Show us your work so we can see where you are stuck!

 

[kinuel8091]

Since the belt doesn't shrink or stretch, rhe distance a point moves on the circumference of the smaller circle is equal to the distance on the larger circle. If you don't see right away how to use ratios, do the problem in two steps:
1) write a formula for the distance moved when the smaller wheel rotates 120°
2) use that distance to find the angle the larger wheel rotates.

Show us your work so we can see where you are stuck!

S=rΘ
Where,
S= Arc covered by the angle
r= radius
Θ=Angle in radians


S=(14inches)x(120°x(π/180))
S=(14inches)x(2π/3)
S=28π/3

How can I use this?
Am i going to use the Radius of the larger pulley and the Arc Covered by this angle?

 

[DrPhil]

S=rΘ
Where,
S= Arc covered by the angle
r= radius
Θ=Angle in radians


S=(14inches)x(120°x(π/180))
S=(14inches)x(2π/3)
S=28π/3

How can I use this?
Am i going to use the Radius of the larger pulley and the Arc Covered by this angle?

YES.

Your variable S is measured in inches.
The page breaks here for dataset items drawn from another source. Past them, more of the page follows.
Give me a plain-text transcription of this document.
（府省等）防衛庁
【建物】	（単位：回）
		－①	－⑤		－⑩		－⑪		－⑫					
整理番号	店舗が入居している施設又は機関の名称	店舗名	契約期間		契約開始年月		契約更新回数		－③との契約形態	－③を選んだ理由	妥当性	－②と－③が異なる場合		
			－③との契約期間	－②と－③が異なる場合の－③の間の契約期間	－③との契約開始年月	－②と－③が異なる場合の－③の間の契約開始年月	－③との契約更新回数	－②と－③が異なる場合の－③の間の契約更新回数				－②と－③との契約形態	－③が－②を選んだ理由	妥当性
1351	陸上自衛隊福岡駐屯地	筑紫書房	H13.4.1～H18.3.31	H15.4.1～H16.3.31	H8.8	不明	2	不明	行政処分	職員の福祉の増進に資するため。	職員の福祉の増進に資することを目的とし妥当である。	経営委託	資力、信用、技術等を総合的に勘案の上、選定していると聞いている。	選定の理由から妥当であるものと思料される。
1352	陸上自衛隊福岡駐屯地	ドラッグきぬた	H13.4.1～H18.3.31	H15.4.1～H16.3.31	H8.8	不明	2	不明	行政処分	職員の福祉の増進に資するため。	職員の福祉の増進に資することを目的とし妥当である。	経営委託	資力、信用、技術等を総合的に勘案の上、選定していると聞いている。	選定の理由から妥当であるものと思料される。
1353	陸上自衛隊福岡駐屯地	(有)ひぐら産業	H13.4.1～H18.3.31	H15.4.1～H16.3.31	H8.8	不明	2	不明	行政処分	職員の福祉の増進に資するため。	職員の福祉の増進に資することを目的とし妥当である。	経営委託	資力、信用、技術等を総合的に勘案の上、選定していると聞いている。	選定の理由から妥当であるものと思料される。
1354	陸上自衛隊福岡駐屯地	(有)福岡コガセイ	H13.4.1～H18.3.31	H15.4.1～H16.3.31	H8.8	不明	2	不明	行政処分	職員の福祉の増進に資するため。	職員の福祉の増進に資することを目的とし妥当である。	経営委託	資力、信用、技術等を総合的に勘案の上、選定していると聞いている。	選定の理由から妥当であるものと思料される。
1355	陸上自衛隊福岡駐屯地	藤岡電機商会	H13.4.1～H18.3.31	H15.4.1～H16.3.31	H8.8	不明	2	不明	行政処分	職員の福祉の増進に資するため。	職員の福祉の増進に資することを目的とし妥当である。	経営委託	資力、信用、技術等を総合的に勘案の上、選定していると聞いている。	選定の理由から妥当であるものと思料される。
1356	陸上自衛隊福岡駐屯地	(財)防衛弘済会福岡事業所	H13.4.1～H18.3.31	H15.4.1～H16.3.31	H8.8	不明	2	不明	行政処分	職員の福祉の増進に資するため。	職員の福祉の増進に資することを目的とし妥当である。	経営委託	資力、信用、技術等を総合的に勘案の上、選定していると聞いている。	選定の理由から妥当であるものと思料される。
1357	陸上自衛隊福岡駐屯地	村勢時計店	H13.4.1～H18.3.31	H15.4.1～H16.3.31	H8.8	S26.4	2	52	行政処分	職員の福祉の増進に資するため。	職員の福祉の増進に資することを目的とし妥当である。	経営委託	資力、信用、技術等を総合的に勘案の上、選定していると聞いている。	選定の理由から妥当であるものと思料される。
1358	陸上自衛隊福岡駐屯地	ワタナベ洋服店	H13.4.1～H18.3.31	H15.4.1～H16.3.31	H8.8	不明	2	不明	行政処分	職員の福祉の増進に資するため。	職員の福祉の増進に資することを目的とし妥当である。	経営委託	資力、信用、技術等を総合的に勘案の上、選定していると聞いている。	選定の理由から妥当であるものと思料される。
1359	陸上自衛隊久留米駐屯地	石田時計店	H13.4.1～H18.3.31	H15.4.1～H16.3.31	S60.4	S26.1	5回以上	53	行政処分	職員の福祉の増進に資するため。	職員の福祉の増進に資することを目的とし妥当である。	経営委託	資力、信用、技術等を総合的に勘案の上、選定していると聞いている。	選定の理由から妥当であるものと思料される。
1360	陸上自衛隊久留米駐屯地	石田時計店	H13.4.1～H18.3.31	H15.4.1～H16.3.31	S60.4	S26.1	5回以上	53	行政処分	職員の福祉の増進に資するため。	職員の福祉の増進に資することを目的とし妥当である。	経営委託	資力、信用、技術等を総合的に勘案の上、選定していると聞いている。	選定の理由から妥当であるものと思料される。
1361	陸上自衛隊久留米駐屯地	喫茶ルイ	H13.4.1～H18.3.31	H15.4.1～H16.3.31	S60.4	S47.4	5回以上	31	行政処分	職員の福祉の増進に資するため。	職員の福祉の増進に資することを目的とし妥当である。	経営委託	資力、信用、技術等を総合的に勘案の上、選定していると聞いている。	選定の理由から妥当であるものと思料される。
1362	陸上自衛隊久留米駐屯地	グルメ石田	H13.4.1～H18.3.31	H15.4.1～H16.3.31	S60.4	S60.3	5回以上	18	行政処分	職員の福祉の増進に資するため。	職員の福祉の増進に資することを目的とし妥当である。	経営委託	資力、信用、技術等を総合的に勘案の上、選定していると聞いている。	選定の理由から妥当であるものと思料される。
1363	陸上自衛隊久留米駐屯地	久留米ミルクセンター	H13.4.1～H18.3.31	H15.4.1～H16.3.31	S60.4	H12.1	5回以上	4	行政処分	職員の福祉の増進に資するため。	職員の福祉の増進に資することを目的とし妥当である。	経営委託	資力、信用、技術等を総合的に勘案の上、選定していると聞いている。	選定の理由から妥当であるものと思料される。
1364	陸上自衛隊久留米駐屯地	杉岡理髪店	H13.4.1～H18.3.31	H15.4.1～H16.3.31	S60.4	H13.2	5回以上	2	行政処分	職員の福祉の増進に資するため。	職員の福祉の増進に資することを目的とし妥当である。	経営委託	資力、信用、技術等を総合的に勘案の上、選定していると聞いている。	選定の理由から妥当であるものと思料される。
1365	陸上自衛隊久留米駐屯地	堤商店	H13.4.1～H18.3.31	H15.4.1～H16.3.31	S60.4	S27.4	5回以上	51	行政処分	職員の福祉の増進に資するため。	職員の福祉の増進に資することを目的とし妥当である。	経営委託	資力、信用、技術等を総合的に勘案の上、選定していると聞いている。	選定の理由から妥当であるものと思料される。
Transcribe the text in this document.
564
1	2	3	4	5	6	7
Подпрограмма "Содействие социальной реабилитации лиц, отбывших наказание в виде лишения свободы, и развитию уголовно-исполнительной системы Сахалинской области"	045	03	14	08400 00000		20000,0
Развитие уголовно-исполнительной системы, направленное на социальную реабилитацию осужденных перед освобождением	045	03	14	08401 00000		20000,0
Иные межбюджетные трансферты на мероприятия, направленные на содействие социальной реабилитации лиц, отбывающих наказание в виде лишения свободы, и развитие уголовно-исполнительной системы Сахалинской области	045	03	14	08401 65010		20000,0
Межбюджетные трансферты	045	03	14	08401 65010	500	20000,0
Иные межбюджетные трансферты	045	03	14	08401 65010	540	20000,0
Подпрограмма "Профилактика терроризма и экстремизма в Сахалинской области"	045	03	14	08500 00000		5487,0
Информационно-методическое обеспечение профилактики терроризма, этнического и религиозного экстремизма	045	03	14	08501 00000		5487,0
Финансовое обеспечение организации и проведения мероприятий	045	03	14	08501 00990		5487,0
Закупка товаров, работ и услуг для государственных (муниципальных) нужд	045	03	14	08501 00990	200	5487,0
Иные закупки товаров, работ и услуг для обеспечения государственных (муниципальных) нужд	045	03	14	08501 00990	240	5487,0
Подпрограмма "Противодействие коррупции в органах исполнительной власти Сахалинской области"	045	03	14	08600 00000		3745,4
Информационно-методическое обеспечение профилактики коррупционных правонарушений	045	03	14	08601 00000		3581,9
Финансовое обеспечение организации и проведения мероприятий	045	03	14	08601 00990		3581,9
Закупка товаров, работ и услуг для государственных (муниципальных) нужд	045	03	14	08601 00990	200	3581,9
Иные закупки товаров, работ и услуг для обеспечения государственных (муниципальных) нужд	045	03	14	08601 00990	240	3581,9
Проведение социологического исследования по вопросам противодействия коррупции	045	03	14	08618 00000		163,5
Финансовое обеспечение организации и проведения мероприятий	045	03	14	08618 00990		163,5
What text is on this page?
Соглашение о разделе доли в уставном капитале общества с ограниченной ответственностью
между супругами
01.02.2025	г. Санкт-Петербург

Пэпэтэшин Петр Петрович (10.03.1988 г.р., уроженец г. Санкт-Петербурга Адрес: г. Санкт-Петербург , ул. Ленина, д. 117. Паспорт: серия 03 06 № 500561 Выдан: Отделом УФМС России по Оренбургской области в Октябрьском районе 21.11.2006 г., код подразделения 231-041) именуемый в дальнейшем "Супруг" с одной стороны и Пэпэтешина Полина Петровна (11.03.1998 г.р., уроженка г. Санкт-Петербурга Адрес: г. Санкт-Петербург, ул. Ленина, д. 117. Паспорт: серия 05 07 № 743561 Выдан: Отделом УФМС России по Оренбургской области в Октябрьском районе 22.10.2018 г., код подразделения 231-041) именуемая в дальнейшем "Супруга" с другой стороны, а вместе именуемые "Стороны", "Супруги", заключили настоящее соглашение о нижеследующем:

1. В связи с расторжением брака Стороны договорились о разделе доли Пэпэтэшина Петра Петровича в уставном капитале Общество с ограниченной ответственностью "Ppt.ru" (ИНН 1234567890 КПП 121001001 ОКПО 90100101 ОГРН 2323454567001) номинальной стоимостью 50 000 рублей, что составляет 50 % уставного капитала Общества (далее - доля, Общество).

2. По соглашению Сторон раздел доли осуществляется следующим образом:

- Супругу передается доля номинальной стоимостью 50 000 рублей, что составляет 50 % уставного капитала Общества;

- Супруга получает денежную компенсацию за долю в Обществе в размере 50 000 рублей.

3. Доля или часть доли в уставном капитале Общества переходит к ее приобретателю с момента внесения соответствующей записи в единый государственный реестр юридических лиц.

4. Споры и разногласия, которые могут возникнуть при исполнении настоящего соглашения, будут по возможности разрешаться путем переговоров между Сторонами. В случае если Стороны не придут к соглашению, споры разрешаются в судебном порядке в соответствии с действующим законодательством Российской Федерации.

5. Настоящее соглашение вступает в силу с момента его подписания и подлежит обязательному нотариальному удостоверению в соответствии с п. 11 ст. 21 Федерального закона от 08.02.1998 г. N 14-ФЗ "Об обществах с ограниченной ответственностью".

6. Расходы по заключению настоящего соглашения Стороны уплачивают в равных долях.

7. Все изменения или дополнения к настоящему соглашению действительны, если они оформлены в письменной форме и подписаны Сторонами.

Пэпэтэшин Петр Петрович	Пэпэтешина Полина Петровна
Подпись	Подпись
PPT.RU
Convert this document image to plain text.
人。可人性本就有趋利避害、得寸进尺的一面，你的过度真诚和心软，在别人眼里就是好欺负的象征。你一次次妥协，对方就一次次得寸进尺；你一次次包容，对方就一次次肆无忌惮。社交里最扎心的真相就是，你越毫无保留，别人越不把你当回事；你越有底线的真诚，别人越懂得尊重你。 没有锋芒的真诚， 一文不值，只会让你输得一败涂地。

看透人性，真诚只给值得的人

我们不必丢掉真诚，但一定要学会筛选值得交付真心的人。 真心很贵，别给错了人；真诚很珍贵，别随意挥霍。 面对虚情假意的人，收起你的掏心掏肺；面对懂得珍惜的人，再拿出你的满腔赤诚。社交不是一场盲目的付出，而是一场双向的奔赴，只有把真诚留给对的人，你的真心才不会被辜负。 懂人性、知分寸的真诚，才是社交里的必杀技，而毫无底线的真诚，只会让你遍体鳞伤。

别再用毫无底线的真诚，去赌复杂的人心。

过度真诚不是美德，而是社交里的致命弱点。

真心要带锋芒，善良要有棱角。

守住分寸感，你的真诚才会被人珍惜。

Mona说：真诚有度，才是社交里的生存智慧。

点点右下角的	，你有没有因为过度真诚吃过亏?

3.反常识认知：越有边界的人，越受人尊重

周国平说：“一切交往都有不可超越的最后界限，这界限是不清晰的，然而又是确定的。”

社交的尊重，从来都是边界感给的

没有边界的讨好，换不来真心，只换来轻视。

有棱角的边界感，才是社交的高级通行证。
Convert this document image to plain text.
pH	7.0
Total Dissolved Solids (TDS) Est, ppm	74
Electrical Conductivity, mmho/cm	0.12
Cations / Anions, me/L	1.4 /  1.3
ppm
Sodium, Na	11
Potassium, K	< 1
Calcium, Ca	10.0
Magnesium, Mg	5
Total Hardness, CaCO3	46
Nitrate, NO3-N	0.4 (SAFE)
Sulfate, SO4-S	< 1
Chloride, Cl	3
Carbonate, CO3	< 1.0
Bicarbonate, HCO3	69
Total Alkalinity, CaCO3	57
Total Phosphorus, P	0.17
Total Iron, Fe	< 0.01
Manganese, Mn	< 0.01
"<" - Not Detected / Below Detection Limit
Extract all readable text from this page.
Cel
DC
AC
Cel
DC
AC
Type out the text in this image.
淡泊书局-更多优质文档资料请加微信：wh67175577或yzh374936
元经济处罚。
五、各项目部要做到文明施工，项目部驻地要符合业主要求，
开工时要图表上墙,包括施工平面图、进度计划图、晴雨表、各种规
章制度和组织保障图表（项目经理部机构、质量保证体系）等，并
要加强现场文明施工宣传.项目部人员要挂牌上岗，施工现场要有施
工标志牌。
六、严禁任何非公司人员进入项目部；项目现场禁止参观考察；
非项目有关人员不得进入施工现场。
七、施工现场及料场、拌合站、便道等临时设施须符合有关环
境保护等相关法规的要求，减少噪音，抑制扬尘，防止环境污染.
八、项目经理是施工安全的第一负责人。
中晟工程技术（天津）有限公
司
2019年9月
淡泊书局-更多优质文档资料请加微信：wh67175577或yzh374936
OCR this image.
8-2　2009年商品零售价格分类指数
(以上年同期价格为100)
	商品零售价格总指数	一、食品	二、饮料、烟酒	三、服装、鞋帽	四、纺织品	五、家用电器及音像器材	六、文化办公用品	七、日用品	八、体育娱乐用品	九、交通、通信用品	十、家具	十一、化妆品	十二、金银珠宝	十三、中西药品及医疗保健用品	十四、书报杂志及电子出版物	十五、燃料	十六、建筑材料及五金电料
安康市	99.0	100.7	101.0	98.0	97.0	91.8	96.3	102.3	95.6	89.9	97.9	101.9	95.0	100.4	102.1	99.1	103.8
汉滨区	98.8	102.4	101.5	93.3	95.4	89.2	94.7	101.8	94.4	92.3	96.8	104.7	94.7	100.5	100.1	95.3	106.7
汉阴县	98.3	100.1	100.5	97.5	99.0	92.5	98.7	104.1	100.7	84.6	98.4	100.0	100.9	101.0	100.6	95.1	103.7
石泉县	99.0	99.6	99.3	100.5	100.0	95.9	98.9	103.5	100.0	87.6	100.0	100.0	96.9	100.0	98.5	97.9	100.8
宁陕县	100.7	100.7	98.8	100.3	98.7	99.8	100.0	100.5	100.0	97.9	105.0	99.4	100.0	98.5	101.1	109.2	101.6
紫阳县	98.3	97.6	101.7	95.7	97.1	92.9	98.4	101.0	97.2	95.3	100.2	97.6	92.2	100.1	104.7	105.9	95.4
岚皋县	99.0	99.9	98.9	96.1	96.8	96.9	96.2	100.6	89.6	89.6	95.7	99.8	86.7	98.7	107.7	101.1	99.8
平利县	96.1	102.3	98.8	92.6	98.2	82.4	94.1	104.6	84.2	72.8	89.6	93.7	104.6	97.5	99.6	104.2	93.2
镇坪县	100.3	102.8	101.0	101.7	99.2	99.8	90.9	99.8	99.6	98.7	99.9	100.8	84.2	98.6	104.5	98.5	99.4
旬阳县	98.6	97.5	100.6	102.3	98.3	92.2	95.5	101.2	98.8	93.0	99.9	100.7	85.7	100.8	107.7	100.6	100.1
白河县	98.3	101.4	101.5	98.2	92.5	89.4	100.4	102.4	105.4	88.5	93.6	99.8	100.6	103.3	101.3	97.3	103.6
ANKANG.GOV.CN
On the larger pulley, S is the same number of inches, so the corresponding angle (in radians) will be

$\displaystyle \theta = S/r = \dfrac{28\ \pi/3}{28} = \cdot \cdot \cdot$

 

[kinuel8091]

YES.

Your variable S is measured in inches. On the larger pulley, S is the same number of inches, so the corresponding angle (in radians) will be

$\displaystyle \theta = S/r = \dfrac{28\ \pi/3}{28} = \cdot \cdot \cdot$

π/3
Thanks! it helped a lot!